Neal Schore identifies trends to grow Triton Media Group

Keep the market’s pulse

Innovation starts with an awareness of what’s happening in the marketplace around you, because you’ll pull from that pool of trends and ideas.

Schore stays in touch with the expected sources, such as advisers and media thought leaders. But he also reaches out to people at competing firms.

“I’ve struck a great relationship with a significant network of individuals that provide the ability to share information without sharing confidential information, so it’s more market-driven,” he says. “That helps me keep the pulse.”

To steer clear of confidential information, keep these conversations high level and reserve details for your talks with advisers. Schore doesn’t head in with a list of specific issues he wants to discuss. He approaches competing colleagues with only the broader industry in mind.

“It’s typically more open dialogue as opposed to a particular question or a series of questions,” he says. “Inside the industry, similar companies … have similar ebbs and flows. So we’ll, from time to time, just talk about market conditions and we’ll talk about more macroeconomic trends and variables that specifically affect our industry.”

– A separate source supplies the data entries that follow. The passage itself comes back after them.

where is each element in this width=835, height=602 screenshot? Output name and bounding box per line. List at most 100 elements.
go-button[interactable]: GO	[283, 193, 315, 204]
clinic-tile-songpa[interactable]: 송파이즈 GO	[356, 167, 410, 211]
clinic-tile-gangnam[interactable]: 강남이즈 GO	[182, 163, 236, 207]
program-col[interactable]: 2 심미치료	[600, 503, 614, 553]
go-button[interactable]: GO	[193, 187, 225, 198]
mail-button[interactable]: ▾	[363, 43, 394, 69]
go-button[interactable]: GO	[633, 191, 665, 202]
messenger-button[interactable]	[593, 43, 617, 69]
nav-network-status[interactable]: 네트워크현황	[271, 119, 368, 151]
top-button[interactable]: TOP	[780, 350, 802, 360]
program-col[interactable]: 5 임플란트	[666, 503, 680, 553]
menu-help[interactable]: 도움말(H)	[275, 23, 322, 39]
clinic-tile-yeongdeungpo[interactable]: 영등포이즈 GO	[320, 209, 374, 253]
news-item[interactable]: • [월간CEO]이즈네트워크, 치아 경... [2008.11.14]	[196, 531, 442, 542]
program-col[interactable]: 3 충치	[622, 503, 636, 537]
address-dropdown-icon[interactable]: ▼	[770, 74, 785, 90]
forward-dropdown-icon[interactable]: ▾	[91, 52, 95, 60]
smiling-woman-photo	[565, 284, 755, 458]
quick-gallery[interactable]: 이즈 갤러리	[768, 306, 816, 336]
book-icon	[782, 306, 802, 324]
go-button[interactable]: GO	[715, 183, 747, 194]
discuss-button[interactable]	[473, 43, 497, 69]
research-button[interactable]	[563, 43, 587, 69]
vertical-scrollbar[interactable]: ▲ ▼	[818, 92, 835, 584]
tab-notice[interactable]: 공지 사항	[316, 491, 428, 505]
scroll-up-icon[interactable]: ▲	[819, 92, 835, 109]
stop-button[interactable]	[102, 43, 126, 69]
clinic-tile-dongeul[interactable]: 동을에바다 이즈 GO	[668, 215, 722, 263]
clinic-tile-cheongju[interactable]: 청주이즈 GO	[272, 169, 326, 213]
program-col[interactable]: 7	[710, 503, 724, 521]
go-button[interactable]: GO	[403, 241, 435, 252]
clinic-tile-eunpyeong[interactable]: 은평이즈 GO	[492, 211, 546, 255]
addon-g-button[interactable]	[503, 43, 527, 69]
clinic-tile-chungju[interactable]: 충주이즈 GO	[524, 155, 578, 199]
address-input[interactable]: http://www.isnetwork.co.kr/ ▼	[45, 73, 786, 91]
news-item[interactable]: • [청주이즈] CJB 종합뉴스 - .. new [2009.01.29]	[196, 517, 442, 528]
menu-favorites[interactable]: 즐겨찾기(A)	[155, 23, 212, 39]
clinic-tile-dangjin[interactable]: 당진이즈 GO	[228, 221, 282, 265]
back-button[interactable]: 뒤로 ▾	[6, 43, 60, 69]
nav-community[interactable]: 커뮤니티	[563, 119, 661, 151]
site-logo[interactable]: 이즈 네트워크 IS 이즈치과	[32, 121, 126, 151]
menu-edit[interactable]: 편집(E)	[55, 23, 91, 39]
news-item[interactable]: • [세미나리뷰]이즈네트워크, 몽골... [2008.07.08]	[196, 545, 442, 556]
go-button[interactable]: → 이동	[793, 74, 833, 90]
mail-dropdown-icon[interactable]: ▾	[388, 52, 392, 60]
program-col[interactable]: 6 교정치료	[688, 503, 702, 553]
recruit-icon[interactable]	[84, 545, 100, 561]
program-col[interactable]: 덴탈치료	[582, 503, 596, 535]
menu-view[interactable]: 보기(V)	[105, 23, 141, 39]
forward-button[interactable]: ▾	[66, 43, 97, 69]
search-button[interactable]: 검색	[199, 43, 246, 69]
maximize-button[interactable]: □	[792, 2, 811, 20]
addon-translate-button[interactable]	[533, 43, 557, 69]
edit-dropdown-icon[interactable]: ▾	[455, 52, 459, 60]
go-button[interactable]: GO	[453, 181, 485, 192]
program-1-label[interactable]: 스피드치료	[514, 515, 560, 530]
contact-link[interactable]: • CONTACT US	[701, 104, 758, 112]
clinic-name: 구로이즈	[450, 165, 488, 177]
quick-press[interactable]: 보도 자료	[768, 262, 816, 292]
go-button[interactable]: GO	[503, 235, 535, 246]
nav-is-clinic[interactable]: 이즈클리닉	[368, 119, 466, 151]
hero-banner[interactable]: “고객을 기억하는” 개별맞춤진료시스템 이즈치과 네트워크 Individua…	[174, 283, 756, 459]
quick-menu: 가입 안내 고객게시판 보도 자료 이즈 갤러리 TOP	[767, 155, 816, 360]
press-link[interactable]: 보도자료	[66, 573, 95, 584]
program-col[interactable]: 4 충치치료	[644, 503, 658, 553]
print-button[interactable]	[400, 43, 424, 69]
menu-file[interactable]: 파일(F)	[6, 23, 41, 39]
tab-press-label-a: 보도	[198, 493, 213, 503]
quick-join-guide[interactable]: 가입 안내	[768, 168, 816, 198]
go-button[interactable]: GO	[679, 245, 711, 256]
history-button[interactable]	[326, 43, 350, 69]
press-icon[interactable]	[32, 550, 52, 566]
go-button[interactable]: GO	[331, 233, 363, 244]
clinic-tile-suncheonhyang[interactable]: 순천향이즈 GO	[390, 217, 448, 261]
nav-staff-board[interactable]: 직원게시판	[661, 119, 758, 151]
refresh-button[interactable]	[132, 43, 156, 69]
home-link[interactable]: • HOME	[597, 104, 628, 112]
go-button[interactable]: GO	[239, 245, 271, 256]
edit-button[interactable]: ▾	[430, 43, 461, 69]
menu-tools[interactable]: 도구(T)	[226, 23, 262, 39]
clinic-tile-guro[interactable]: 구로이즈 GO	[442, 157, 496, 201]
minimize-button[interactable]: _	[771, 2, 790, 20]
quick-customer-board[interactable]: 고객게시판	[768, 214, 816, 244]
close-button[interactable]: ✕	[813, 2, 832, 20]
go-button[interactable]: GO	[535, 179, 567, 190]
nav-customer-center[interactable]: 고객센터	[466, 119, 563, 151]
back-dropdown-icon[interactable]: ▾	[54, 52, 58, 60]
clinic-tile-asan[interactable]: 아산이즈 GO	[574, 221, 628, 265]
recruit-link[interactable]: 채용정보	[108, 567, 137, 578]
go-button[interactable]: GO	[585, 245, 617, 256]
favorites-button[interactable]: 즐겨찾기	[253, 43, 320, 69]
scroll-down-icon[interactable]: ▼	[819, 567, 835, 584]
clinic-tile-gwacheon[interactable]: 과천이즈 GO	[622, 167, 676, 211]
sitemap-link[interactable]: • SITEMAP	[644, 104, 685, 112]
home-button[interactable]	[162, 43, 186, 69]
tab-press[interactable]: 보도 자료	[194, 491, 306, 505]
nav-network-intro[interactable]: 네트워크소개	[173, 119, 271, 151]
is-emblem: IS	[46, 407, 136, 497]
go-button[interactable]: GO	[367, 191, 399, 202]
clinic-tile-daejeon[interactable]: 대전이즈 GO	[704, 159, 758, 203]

Of course, your own instinct is a good control for these conversations. If you wouldn’t be comfortable sharing certain information about your company with a competitor, don’t ask the competitor to divulge it, either.

Schore also spends a lot of time talking with customers, both by himself and with his management team.

“Ask them specific questions about how their business is doing and what their needs are,” he says. “It’s a lot of time listening and understanding our customer needs, not just for today but also their growth needs and their expectations for us. … Usually it’s some of the more innovative clients themselves that are asking for things and helping us make sure we’re in front of the market.

“Our customers have come to expect us to be innovators and leaders so we spend time with them monthly to assure we understand the leadership and the innovation that they’re thinking about so we can incorporate it into our ultimate product offerings.”

From observing the marketplace and talking with clients, for example, Schore realized that many of them were looking within streaming audio to server-side targeting for future revenue growth. Triton was already a majority shareholder in StreamTheWorld, a company that provided it. So in June, it acquired the remaining shares.

“Not owning StreamTheWorld (or) being able to integrate all the technology to then provide the turnkey solution … would have offset the opportunity to help our clients enhance their technology and expand their revenue,” Schore says. “And when our clients’ revenue grows, our revenue grows. We are partners in the revenue-expansion opportunity.”

Checking out the marketplace isn’t all conversation. You also have to dig for the data to back up what people say. Where possible, find metrics to illustrate how certain companies or even products are performing. That will help solidify which areas of your industry are thriving, pointing toward your opportunity.